The Wulin Alliance’s Private Records - Bölüm 12
Önceki Bölüm | İçindekiler | Sonraki bölüm
Zi Xiao aniden elini kalçasına
koydu. Cheng Mo’nun vücudu gerildi ve “Zi Xiao, içeri gel.” dedi.
Zi Xiao ona cevap
vermedi. Parmaklarını acele etmeden kalçasında dolaştırdı ve parlak kırmızı deliğe
indi. Diğer eli Cheng Mo’nun önüne uzandı, “Bana elini ver.” Cheng Mo bir elini
Zi Xiao’nun avucuna koyduğunda onun tarafından tutuldu, diğer eliyse zayıf
vücudunu desteklemek için kitap rafına dayandı.
Zi Xiao’nun
parmaklarından biri küçük mağaranın ağzında durdu. Ağız uyarıldığında, o
parmağı hemen yutmak istiyormuş gibi sürekli açılıp kapandı. Zi Xiao’nun diğer
eli, Cheng Mo’nun bileğinin damarlarından vücuduna çok hafif bir iç kuvvet
ipliği gönderdi. İç Kuvvet Cheng Mo’nun meridyenleri boyunca ilerledi ve kısa
bir mesafeden sonra engellenerek daha fazla ilerleyemedi.
Cheng Mo nefes nefese
kaldı, Zi Xiao’nun tahrik etmesi onu daha da tutkulu hissettirdi ve bacakları hissizleşti, neredeyse yere düşecekti. Ön taraftaki penisinden dışarı çıkan zevk suyu,
gövdesinden aşağıya ve alttaki keselere kaydı. Zi Xiao’nun eli, iki dolu keseyi
tutarak ve onları ovuşturarak kaygan yapışkan sıvıyla ıslattı ve arkasından öne
doğru hareket etti. Sonra meme ucunu sıktı ve nazikçe yukarı çekti.
Cheng Mo’nun yüzü
rafa yapıştı. Kitap raflarında pek çok antik kitap vardı ve eski kâğıttan, Cheng
Mo’nun her nefesini dolduran eşsiz bir küf kokusu geliyordu. “Zi Xiao, Zi Xiao,
içeri girebilirsin…” Cheng Mo, Zi Xiao’nun parmaklarının her yerde olduğunu
hissetti ve bu korkunç bir zevkti. Vücudu ne kadar heyecanlanırsa, alt bedeninin
o kadar çok şiştiğini hissetti. Dışarı çıkartamamasının kısıtlayıcı hissi daha
da güçlendi. Cheng Mo artık buna dayanamıyordu, sadece Zi Xiao’ya defalarca
yalvarabilirdi.
Zi Xiao neredeyse
zamanın geldiğini hissetti, bu yüzden Cheng Mo’yu okşayan eli geri çekildi ve
parmağını yavaşça arka mağarasına soktu. Sıcak ve nemli bağırsak duvarı, Zi
Xiao’nun parmağını hemen sardı ve geri çekilmesini önlemek için sıkıca emdi. Zi
Xiao uzun ve güçlü parmaklarını yumuşak iç duvarlara, yeterince gevşediğini
hissedene kadar dikkatle ve sabırla bastırdı. Sonra parmaklarını geri çekti ve
giysisinin etek ucunu kaldırarak kalın ve uzun yang kökünü ortaya çıkarmak için
kemerini gevşetip, Cheng Mo’nun arka deliğinin girişine doğru bastırdı.
Cheng Mo doğal olarak
bunu hissetti ve derin bir nefes aldı. Arka deliğini açmak için elinden gelenin
en iyisini yapmaya çalışarak, doğrudan onu yutmak istedi.
Zi Xiao bir eliyle
edepsiz kalçasını tuttu ve beliyle biraz güç uygulayarak ucunu içeri soktu.

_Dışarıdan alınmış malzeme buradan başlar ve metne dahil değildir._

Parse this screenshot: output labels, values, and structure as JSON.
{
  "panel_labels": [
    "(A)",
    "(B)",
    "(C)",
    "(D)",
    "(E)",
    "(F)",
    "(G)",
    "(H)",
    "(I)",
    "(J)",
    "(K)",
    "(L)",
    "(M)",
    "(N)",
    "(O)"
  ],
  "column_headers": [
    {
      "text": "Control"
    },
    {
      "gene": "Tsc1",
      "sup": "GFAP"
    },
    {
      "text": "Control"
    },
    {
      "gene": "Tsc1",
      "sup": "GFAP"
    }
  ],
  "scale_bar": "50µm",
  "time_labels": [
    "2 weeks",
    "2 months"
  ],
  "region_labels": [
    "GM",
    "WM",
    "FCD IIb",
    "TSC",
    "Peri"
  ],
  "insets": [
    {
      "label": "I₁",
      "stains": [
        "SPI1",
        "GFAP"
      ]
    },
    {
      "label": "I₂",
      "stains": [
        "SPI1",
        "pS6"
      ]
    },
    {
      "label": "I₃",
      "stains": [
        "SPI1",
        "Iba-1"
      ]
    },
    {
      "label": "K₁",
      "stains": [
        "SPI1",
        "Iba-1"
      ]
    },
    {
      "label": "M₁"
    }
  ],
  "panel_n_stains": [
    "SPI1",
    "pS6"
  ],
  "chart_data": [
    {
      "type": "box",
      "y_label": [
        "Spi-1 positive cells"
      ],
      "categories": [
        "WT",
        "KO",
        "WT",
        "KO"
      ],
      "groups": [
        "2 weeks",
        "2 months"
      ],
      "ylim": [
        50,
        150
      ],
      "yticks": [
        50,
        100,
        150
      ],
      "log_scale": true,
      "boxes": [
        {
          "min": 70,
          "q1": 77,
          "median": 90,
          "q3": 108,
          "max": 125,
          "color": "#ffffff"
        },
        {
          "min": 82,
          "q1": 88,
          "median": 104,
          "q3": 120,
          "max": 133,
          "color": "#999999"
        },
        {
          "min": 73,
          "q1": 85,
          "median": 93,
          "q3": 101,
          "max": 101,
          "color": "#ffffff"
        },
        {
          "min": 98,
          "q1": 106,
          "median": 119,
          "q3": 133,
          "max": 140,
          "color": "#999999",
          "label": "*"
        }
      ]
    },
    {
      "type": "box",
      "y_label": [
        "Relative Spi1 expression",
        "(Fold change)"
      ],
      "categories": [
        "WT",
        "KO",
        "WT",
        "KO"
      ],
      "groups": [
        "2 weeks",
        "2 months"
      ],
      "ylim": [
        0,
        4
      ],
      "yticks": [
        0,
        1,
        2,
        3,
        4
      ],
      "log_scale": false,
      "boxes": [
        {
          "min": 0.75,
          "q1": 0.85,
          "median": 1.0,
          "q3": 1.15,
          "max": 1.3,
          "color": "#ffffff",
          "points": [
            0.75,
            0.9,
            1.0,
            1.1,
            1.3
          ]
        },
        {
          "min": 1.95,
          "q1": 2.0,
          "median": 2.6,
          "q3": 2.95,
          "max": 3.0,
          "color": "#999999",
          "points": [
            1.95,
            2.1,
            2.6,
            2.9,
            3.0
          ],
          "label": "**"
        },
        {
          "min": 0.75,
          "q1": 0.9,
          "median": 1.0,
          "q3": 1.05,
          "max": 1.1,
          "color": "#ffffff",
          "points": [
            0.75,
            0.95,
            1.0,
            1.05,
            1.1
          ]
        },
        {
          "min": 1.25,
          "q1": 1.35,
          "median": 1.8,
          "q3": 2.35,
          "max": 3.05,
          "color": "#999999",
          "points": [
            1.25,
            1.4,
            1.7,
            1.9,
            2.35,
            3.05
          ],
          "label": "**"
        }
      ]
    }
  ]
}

Ancak sadece kaplumbağanın başı yutuldu. Cheng Mo arka ağzının hemen yırtıldığını
hissetti. Acı zihnini biraz net hale getirdi. Nedense çocukken bir hata
yaptığında burada kitap kopyalamak için babası tarafından cezalandırıldığını
hatırladı. Sadece on yıldan fazla bir süre içinde, kibirli bir şekilde dünyaya hâkim
olan bir dövüş sanatı öğrendi, ancak şimdi bir adama kıçını kaldırıp onu
becermesi için yalvarıyordu. Cheng Mo aniden kalbinde biraz ağrı hissetti. Daha
fazla düşünmeye cesaret edemedi, sadece Zi Xiao’yu daha hızlı hareket etmesi
için teşvik edebilirdi.
Buna dayanabileceğini
gören Zi Xiao, tüm kökü vücuduna gömülene kadar yavaşça ve kuvvetle içeri itti.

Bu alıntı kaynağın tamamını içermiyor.